A Cryptic Message on a Postcard Leads to a Message from the Past
The title of this book, The Postcard by Anne Berest, is simplicity that belies the complexities and mysteries of a population of people born during the chaos of any Nazi occupied country during WWII. A postcard is the simplest form of mail to send or receive, and in this case a cryptic message received on one prompts a search spanning generations. For those born during the confusion of the war years, made more inscrutable due to deaths, fears of documentation, and destruction of buildings housing records, all caused by existing wartime conditions, a segment of humanity is left without genealogical connections intact, exacerbated by fears of that period that exact knowledge and record keeping might escalate risks. A daughter begins an odyssey of discovery seeking answers related to a mysterious postcard her mother received from Paris in January 2003, that ultimately leads to a precious gift.
Pile on top of a generation desperately seeking more information about their origins, a smug unkind class system develops based upon speculation of how authentically Jewish such a person might be, much like that which occurred following the civil war where degree of blackness was a basis for scrutiny or condemnation on all sides of the racial spectrum. The narrator later imagines how she might have responded to a recent cruel comment, “You said I’m only Jewish when it suits me. But, Déborah, when my daughter was born, when I held her for the first time, do you know what I thought of? The first image that went through my mind? It was the mothers who were breastfeeding when they were sent to the gas chambers. So yes, it would suit me not to think about Auschwitz every day. It would suit me for things to be different. It would suit me not to be afraid of the government, afraid of gas, afraid of losing my identity papers, afraid of enclosed spaces, afraid of dog bites, afraid of crossing borders, afraid of traveling by airplane, afraid of crowds and the glorification of virility, afraid of men in groups, afraid of my children being taken from me, afraid of people who obey orders, afraid of uniforms, afraid of being late, afraid of being stopped by the police, afraid whenever I have to renew my passport. Afraid of saying that I’m Jewish.”

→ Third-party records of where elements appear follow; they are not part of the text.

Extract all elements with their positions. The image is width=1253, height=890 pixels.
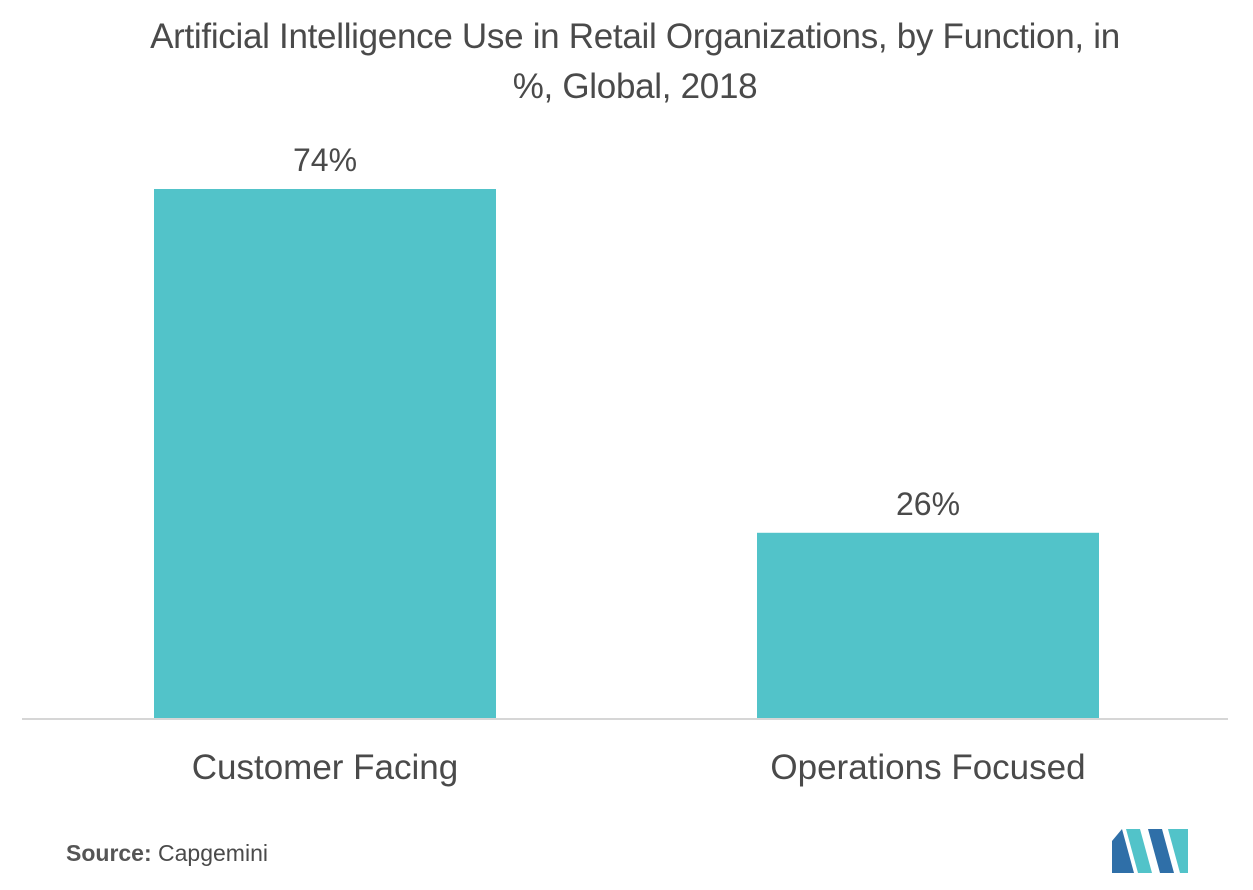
value-labels-group: 74% 26% (293, 142, 960, 522)
category-label: Customer Facing (192, 748, 458, 787)
source-note: Source: Capgemini (66, 840, 268, 867)
bar-chart: 74% 26% Customer Facing Operations Focused (22, 142, 1228, 787)
source-text: Capgemini (158, 840, 268, 866)
category-labels-group: Customer Facing Operations Focused (192, 748, 1086, 787)
bar-customer-facing (154, 189, 496, 719)
source-label: Source: (66, 840, 152, 866)
category-label: Operations Focused (770, 748, 1085, 787)
value-label: 26% (896, 486, 960, 522)
mordor-intelligence-logo-icon (1112, 829, 1188, 873)
value-label: 74% (293, 142, 357, 178)
bars-group (154, 189, 1099, 719)
chart-title: Artificial Intelligence Use in Retail Or… (150, 17, 1120, 106)
bar-operations-focused (757, 532, 1099, 719)
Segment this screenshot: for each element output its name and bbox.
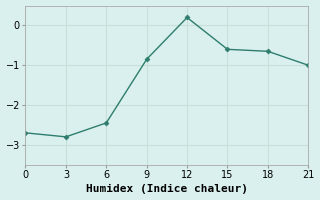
X-axis label: Humidex (Indice chaleur): Humidex (Indice chaleur) — [86, 184, 248, 194]
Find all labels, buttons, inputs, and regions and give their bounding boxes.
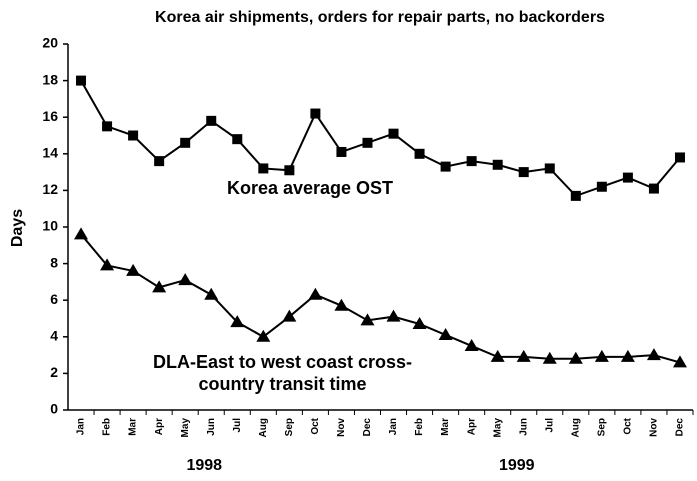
y-tick-label: 10 bbox=[42, 218, 58, 234]
marker bbox=[178, 273, 193, 286]
marker bbox=[100, 258, 115, 271]
year-label: 1998 bbox=[186, 457, 222, 474]
marker bbox=[360, 313, 375, 326]
marker bbox=[206, 115, 217, 126]
marker bbox=[544, 163, 555, 174]
x-tick-label: Oct bbox=[623, 417, 634, 434]
x-tick-label: Aug bbox=[258, 418, 269, 437]
marker bbox=[284, 165, 295, 176]
marker bbox=[674, 152, 685, 163]
y-axis-label: Days bbox=[9, 209, 26, 247]
marker bbox=[492, 159, 503, 170]
marker bbox=[414, 148, 425, 159]
x-tick-label: Jan bbox=[76, 418, 87, 435]
x-tick-label: Sep bbox=[284, 418, 295, 436]
chart-title: Korea air shipments, orders for repair p… bbox=[155, 9, 605, 26]
marker bbox=[440, 161, 451, 172]
x-tick-label: Nov bbox=[649, 418, 660, 437]
marker bbox=[102, 121, 113, 132]
x-tick-label: Jan bbox=[388, 418, 399, 435]
x-tick-label: Sep bbox=[596, 418, 607, 436]
marker bbox=[310, 108, 321, 119]
marker bbox=[180, 137, 191, 148]
y-tick-label: 16 bbox=[42, 108, 58, 124]
y-tick-label: 0 bbox=[50, 401, 58, 417]
marker bbox=[570, 190, 581, 201]
marker bbox=[334, 298, 349, 311]
marker bbox=[516, 349, 531, 362]
marker bbox=[490, 349, 505, 362]
x-tick-label: Jun bbox=[206, 418, 217, 436]
marker bbox=[282, 309, 297, 322]
marker bbox=[622, 172, 633, 183]
x-tick-label: Jul bbox=[232, 418, 243, 433]
x-tick-label: Apr bbox=[154, 418, 165, 435]
marker bbox=[672, 355, 687, 368]
x-tick-label: Oct bbox=[310, 417, 321, 434]
marker bbox=[466, 156, 477, 167]
x-tick-label: May bbox=[492, 418, 503, 438]
y-tick-label: 18 bbox=[42, 71, 58, 87]
y-tick-label: 6 bbox=[50, 291, 58, 307]
marker bbox=[620, 349, 635, 362]
y-tick-label: 4 bbox=[50, 328, 58, 344]
year-label: 1999 bbox=[499, 457, 535, 474]
x-tick-label: Dec bbox=[362, 418, 373, 437]
marker bbox=[76, 75, 87, 86]
x-tick-label: Feb bbox=[102, 418, 113, 436]
x-tick-label: Jun bbox=[518, 418, 529, 436]
y-tick-label: 12 bbox=[42, 181, 58, 197]
x-tick-label: Nov bbox=[336, 418, 347, 437]
marker bbox=[232, 134, 243, 145]
marker bbox=[464, 338, 479, 351]
y-tick-label: 20 bbox=[42, 35, 58, 51]
x-tick-label: Dec bbox=[675, 418, 686, 437]
marker bbox=[518, 167, 529, 178]
marker bbox=[230, 315, 245, 328]
marker bbox=[204, 287, 219, 300]
x-tick-label: Feb bbox=[414, 418, 425, 436]
marker bbox=[128, 130, 139, 141]
marker bbox=[596, 181, 607, 192]
marker bbox=[412, 316, 427, 329]
marker bbox=[438, 327, 453, 340]
marker bbox=[646, 348, 661, 361]
series-label: DLA-East to west coast cross-country tra… bbox=[152, 352, 413, 394]
marker bbox=[152, 280, 167, 293]
marker bbox=[256, 329, 271, 342]
marker bbox=[542, 351, 557, 364]
series-line bbox=[80, 233, 681, 364]
marker bbox=[258, 163, 269, 174]
series-label: Korea average OST bbox=[226, 178, 394, 198]
x-tick-label: Aug bbox=[570, 418, 581, 437]
marker bbox=[594, 349, 609, 362]
x-tick-label: Mar bbox=[440, 418, 451, 436]
x-tick-label: May bbox=[180, 418, 191, 438]
marker bbox=[126, 263, 141, 276]
marker bbox=[648, 183, 659, 194]
marker bbox=[154, 156, 165, 167]
marker bbox=[362, 137, 373, 148]
marker bbox=[308, 287, 323, 300]
marker bbox=[568, 351, 583, 364]
marker bbox=[74, 227, 89, 240]
y-tick-label: 8 bbox=[50, 254, 58, 270]
x-tick-label: Mar bbox=[128, 418, 139, 436]
marker bbox=[336, 146, 347, 157]
y-tick-label: 14 bbox=[42, 145, 58, 161]
y-tick-label: 2 bbox=[50, 364, 58, 380]
marker bbox=[386, 309, 401, 322]
x-tick-label: Apr bbox=[466, 418, 477, 435]
marker bbox=[388, 128, 399, 139]
x-tick-label: Jul bbox=[544, 418, 555, 433]
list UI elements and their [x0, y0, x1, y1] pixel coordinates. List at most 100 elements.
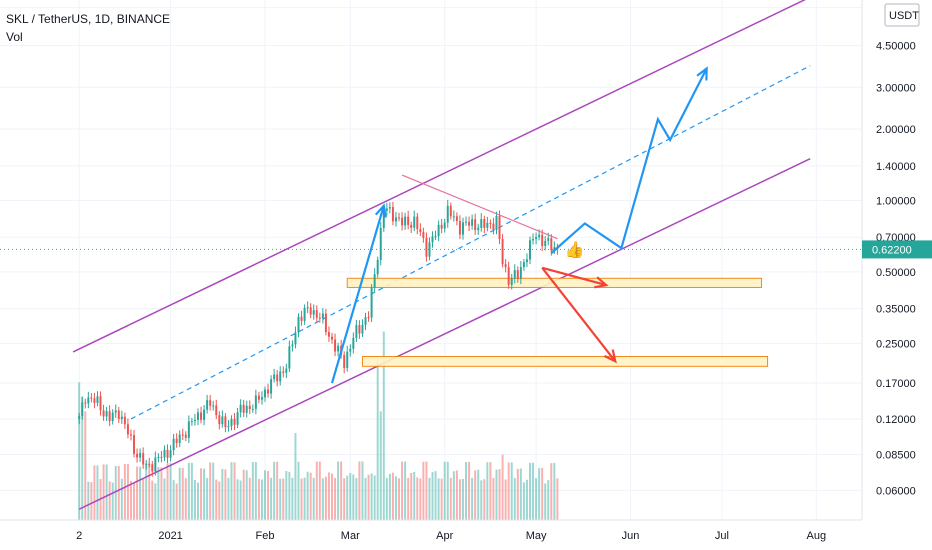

The story this book tells, against the backdrop of massive repatriation efforts of war refugees in the period immediately following the allied liberation of many camps, is a stunning and unforgettable landmark truth telling long overdue. Can one even imagine diaries received by descendants more than half a century after they were so carefully written. A gift of time and circumstance facilitated by a search initiated so many years after pen was put to paper? It is an inviolable strand of love for those whose voices were silenced that draws the past, with all its injustice, horror, and violation, into the present, all because a grandmother “…knew her memory was failing, and she said to me, I can’t forget them. If I do, there will be no one left to remember that they ever existed.’” Years later a promise is kept, a postcard of the Paris Opera House is mailed from Paris, and a search for answers begins, precipitating new genealogical connections to lives that might otherwise have stayed buried by wartime confusion. Later a parcel arrives: “I unsealed the envelope. Something went through the room then, a kind of silent, electric exhalation. A letting-out of breath. Both of us felt it. I gently extracted two notebooks…Every page was full; not a single line was left empty. I opened the first notebook…I began to read aloud to my mother.”